Città del Vaticano - Nella Basilica di San Pietro non c’è più traccia di Gesù Cristo. Quando il segno della croce diventa un logo, la preghiera un sottofondo acustico e il pellegrino un ostacolo all’esperimento sociale, allora forse è il caso di alzare lo sguardo – e non verso la cupola, ma verso chi l’ha ridotta così. Il declino è iniziato nel 2021, con l’arrivo alla guida della Basilica di San Pietro di Mauro Gambetti, promosso a suon di “francescanesimo 4.0” e con in tasca una carriera ecclesiastica più rapida di un algoritmo. Da allora, quello che dovrebbe essere il cuore pulsante della cristianità è diventato un ibrido inquietante tra un centro congressi di periferia e uno showroom di Microsoft. Il tutto travestito da “innovazione pastorale”. Tradotto: schermi, sensori, badge, aperitivi, ingressi separati e – ovviamente – biglietti a pagamento.
La Basilica oggi è il teatro di un esperimento sociale condotto sulla pelle dei fedeli. Mentre i pellegrini vengono trattati come flussi da ottimizzare e i turisti come portafogli semoventi, Gambetti costruisce la sua narrazione ecotech spirituale, dimenticando solo un dettaglio: Cristo. Non compare più nei discorsi, nelle priorità, negli spazi. È stato sostituito da esposizioni “green”, percorsi interattivi, progetti con aziende partner. Non ci stupiremmo se, tra qualche mese, presentassero anche un San Pietro in realtà aumentata. Così i fedeli potranno piangere davanti a una simulazione 3D del Crocifisso, mentre quello vero è nascosto dietro a qualche tenda in cappelle che cadono a pezzi.
Il declino, però, non è solo spirituale.
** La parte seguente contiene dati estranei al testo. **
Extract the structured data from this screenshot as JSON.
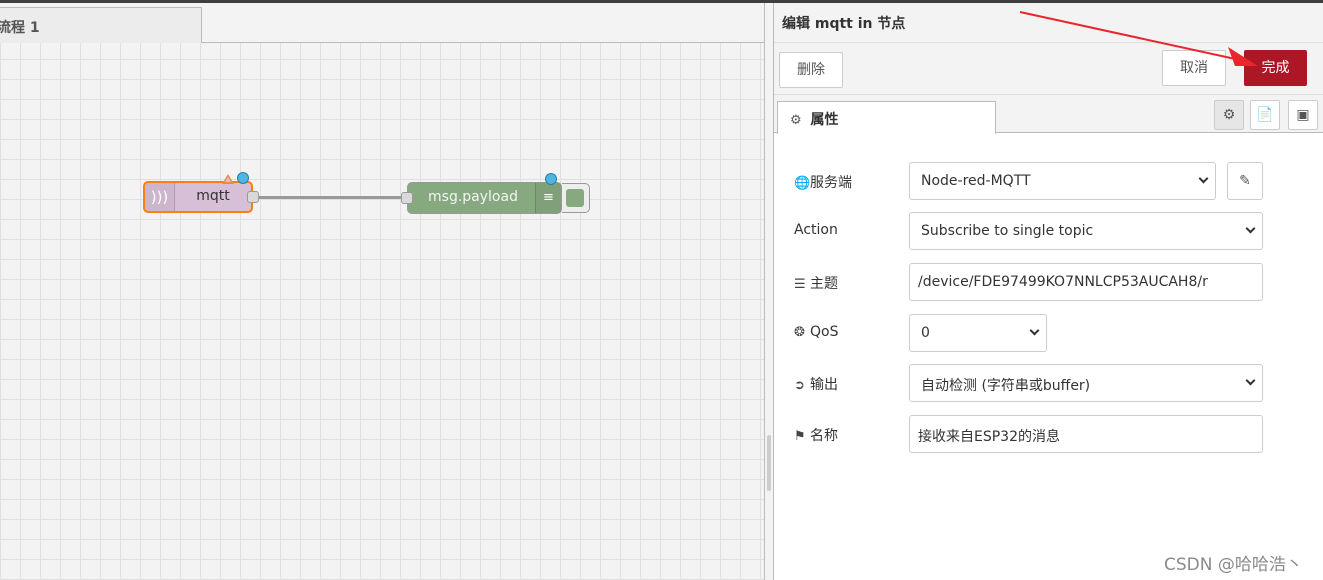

È anche gestionale. Gambetti ha portato con sé un piccolo esercito di amici e conoscenti da Assisi, a cui ha creato posizioni, stipendi e incarichi a tempo. Oltre ai discussi coniugi, c’è Alberto Capitanucci, già esponente del Partito Democratico e assessore ad Assisi, noto non tanto per le sue opere pubbliche quanto per le sue tempestive dimissioni strategiche. Nel 2023, come per magia, appena abbandona la politica locale sull’onda di scandali e polemiche, viene assunto nella Fabbrica di San Pietro. Cosa lo rende esperto nella gestione del cuore della cristianità? Mistero della fede.
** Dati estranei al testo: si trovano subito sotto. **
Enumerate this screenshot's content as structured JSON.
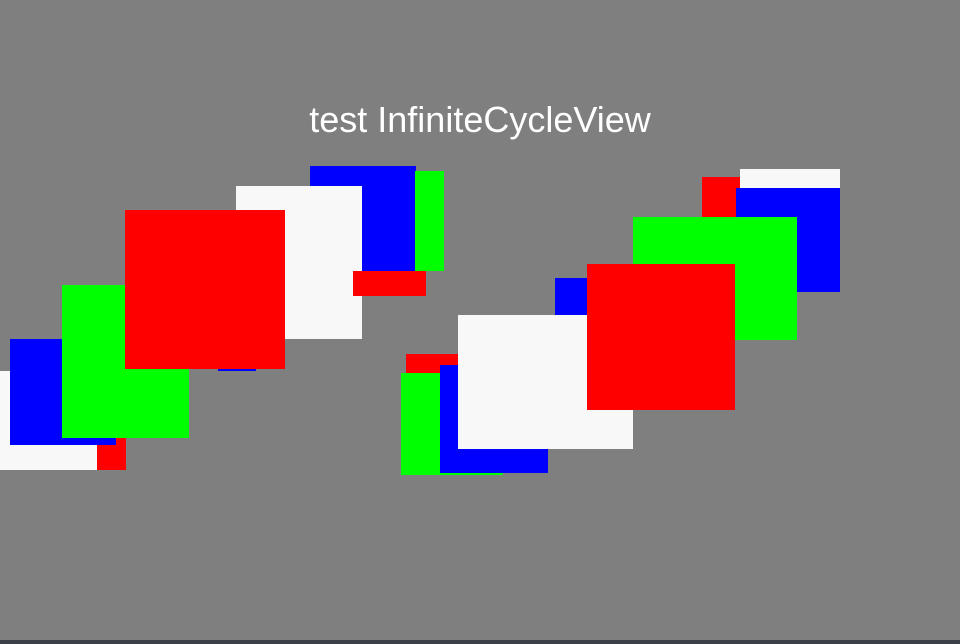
{
  "title": "test InfiniteCycleView",
  "colors": {
    "background": "#7f7f7f",
    "red": "#ff0000",
    "green": "#00ff00",
    "blue": "#0000ff",
    "white": "#f8f8f8"
  },
  "cycle_views": [
    {
      "name": "left-cycle-view",
      "items": [
        {
          "name": "white-card",
          "color": "white"
        },
        {
          "name": "red-card",
          "color": "red"
        },
        {
          "name": "blue-card",
          "color": "blue"
        },
        {
          "name": "green-card",
          "color": "green"
        },
        {
          "name": "red-card",
          "color": "red"
        },
        {
          "name": "blue-card",
          "color": "blue"
        },
        {
          "name": "green-card",
          "color": "green"
        },
        {
          "name": "white-card",
          "color": "white"
        },
        {
          "name": "red-card",
          "color": "red"
        }
      ]
    },
    {
      "name": "right-cycle-view",
      "items": [
        {
          "name": "white-card",
          "color": "white"
        },
        {
          "name": "red-card",
          "color": "red"
        },
        {
          "name": "blue-card",
          "color": "blue"
        },
        {
          "name": "green-card",
          "color": "green"
        },
        {
          "name": "red-card",
          "color": "red"
        },
        {
          "name": "green-card",
          "color": "green"
        },
        {
          "name": "blue-card",
          "color": "blue"
        },
        {
          "name": "white-card",
          "color": "white"
        },
        {
          "name": "red-card",
          "color": "red"
        }
      ]
    }
  ]
}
In queste ore Capitanucci ha lasciato – di nuovo – il suo incarico da Capo dell’Area Tecnica, dopo aver bucato muri antichi per installare sensori e tecnologia sponsorizzata da multinazionali amiche. Ma niente paura: Gambetti lo ha già ricollocato. Perché a San Pietro, se sei del giro giusto, nessuno resta mai davvero disoccupato. Peccato che a pagare queste manovre non sia lo Spirito Santo, ma i fedeli e i turisti, che si trovano a dover visitare una chiesa che somiglia sempre meno a una chiesa.
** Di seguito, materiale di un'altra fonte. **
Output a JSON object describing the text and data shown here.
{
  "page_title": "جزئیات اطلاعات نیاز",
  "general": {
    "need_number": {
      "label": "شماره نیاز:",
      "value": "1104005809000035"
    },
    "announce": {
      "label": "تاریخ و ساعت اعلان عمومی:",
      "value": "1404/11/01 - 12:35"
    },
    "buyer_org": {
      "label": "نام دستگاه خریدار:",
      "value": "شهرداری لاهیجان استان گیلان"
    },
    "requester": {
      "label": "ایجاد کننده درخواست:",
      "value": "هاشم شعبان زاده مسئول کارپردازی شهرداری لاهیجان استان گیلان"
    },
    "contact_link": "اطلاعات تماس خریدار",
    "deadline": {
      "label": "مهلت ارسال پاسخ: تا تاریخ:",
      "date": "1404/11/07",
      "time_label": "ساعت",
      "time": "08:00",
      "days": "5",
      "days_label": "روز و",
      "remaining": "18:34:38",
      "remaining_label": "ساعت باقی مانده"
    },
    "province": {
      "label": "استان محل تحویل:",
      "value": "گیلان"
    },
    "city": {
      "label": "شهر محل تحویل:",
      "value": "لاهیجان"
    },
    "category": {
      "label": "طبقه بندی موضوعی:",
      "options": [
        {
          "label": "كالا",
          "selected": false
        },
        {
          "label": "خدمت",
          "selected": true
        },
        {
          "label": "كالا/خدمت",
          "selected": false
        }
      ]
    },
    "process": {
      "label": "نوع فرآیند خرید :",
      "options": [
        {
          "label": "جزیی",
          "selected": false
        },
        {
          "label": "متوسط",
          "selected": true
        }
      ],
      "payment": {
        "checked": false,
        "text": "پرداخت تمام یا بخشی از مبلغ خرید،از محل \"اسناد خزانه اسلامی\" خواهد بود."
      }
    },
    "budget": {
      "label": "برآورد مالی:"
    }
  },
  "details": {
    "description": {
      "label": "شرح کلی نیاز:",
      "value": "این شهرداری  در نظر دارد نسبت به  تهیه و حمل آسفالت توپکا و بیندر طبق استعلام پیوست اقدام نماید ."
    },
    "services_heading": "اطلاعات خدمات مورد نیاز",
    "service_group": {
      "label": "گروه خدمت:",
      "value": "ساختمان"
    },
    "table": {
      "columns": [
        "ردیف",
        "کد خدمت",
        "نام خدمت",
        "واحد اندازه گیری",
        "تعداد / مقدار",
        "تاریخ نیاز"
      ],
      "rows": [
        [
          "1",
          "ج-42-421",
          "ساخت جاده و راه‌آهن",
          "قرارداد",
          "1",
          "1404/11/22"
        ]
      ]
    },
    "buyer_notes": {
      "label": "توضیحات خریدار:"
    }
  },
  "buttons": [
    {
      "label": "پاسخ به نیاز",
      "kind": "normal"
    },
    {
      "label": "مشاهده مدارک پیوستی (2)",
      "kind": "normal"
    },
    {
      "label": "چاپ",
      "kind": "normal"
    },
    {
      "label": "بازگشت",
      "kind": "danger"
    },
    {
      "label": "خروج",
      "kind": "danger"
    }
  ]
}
Dietro ogni conferenza stampa, ogni annuncio roboante sull’innovazione, si nasconde una gestione discutibile fatta di familismo, incuria architettonica e spreco di risorse. I costi lievitano, gli appalti finiscono sempre nelle stesse mani, i fedeli vengono marginalizzati. Chi prova a raccontarlo viene accusato di “essere contro il cambiamento” o, peggio, di “non capire la visione”. Eppure basterebbe chiedere a chi entra oggi a San Pietro con fede nel cuore e ne esce confuso, turbato, ferito. Il tutto durante il Giubileo della Speranza.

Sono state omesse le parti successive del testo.